What does this inform us? That even between eminent scholars, no-one can discover anything like a genuine parallel to Jesus in the ancient world or actually in the early modern world. That's why even high level, respected professors like Bart Ehrman have fallen directly into the bad habit of playing " let's pretend. "

I retain far more respect for Gary Habermas and Michael Licona. Yet to be fair to skeptics, I could see exactly why some might view the Little Facts approach they employ (and Brierley borrows) to prove the Resurrection since insufficient. It is adequate to show that just about all else being equal, perception in Christ is reasonable. But all else may not end up being equal: even reasonably sturdy historical evidence may seem to be weak to persuade a strong materialist that a man really rose through the dead. (Especially in case he has not read Keener's book, or locates reason to dismiss several of Brierley's other fights -- though he shouldn't do that! )

This particular is why I prefer a Maximal Facts method of the gospels. Following C. H. Lewis as well, I attempt to forensically analyze the gospels for clues to their historicity, then compare those to ancient fictional and quasi-fictional writings. In doing thus, I have found 30 separate strands of evidence inside the gospels which I argue demonstrate their sturdy historicity.
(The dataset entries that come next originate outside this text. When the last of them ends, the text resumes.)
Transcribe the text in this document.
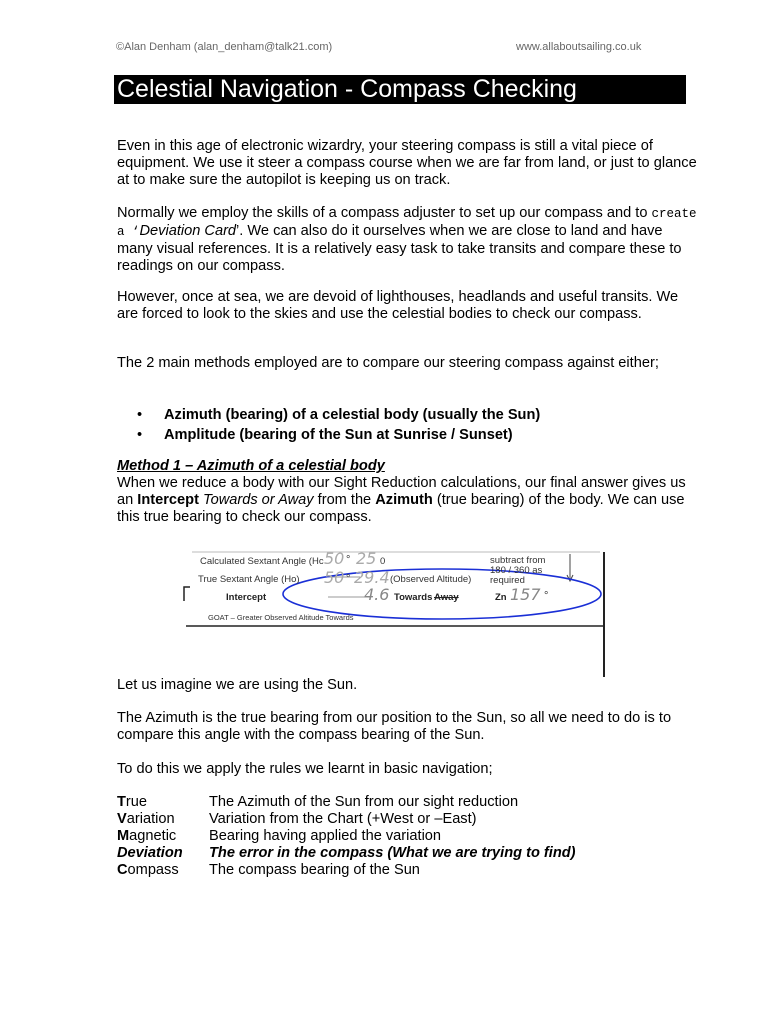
©Alan Denham (alan_denham@talk21.com)	www.allaboutsailing.co.uk
Celestial Navigation - Compass Checking

Even in this age of electronic wizardry, your steering compass is still a vital piece of equipment. We use it steer a compass course when we are far from land, or just to glance at to make sure the autopilot is keeping us on track.

Normally we employ the skills of a compass adjuster to set up our compass and to create a ‘Deviation Card’. We can also do it ourselves when we are close to land and have many visual references. It is a relatively easy task to take transits and compare these to readings on our compass.

However, once at sea, we are devoid of lighthouses, headlands and useful transits. We are forced to look to the skies and use the celestial bodies to check our compass.

The 2 main methods employed are to compare our steering compass against either;

• Azimuth (bearing) of a celestial body (usually the Sun)
• Amplitude (bearing of the Sun at Sunrise / Sunset)
Method 1 – Azimuth of a celestial body

When we reduce a body with our Sight Reduction calculations, our final answer gives us an Intercept Towards or Away from the Azimuth (true bearing) of the body. We can use this true bearing to check our compass.

Calculated Sextant Angle (Hc 50 ° 25 0	subtract from 180 / 360 as required
True Sextant Angle (Ho) 50 ° 29.4 (Observed Altitude)
Intercept	4.6 Towards Away	Zn 157 °
GOAT – Greater Observed Altitude Towards

Let us imagine we are using the Sun.

The Azimuth is the true bearing from our position to the Sun, so all we need to do is to compare this angle with the compass bearing of the Sun.

To do this we apply the rules we learnt in basic navigation;

True	The Azimuth of the Sun from our sight reduction
Variation	Variation from the Chart (+West or –East)
Magnetic	Bearing having applied the variation
Deviation	The error in the compass (What we are trying to find)
Compass	The compass bearing of the Sun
Brierley mentions 3 of those qualities: the truth that we have multiple sources for Jesus, that they are surprisingly early (within the plausible life-spans of Jesus' first followers, in addition to therefore credibly eyewitness accounts, as Bauckham argues), in addition to embarrassing facts within the gospels that no-one would certainly likely have reported in case they didn't really occur, like Jesus' death about the cross itself, in addition to (Brierley also mentions) the truth that women first report his / her resurrection.

But those 3 facts (even if approved, and men and women like Service provider will debate them until the cows go house, by having an eminent scholar using to each cow) is merely the tip of your iceberg of evidence. (The analogy will be more apt than normal in this case: 91% of an iceberg is beneath water, while those other fights for the gospels make up 27 of 30, or 90%. ) Apply " maximum facts" to the gospels, and you will locate no ancient fiction of any kind -- not hagiography, or novels, or legends, or myths -- which even remotely has the exact gospels for credibility. (I have searched high in addition to low for credible parallels. ) In fact , by many of these standards the gospels also stand far ahead of most ancient history in addition to biography.

Now let me dismount my hobby horse, and go back to the book beneath review.

Unbelievable is a great one-stop introduction to the Christian faith, not only why to believe it, but how it makes sense of life. (Which, Brierley acknowledges, is a large part of reasoning. ) If, having read it, you possess further questions -- right now there are more answers. Justin clarifies why he continues to believe with sensitivity, humor, and a personal touch both regarding his own life (I specially enjoyed the way he or she wrapped the book upward by talking about his / her year in Namibia), in addition to the lives of well-known Christians and atheists. Typically the vein of truth that he exposes goes down deeper than any one guide can mine.

This guide is a good begin to what can be a honest reader's life-long exploration.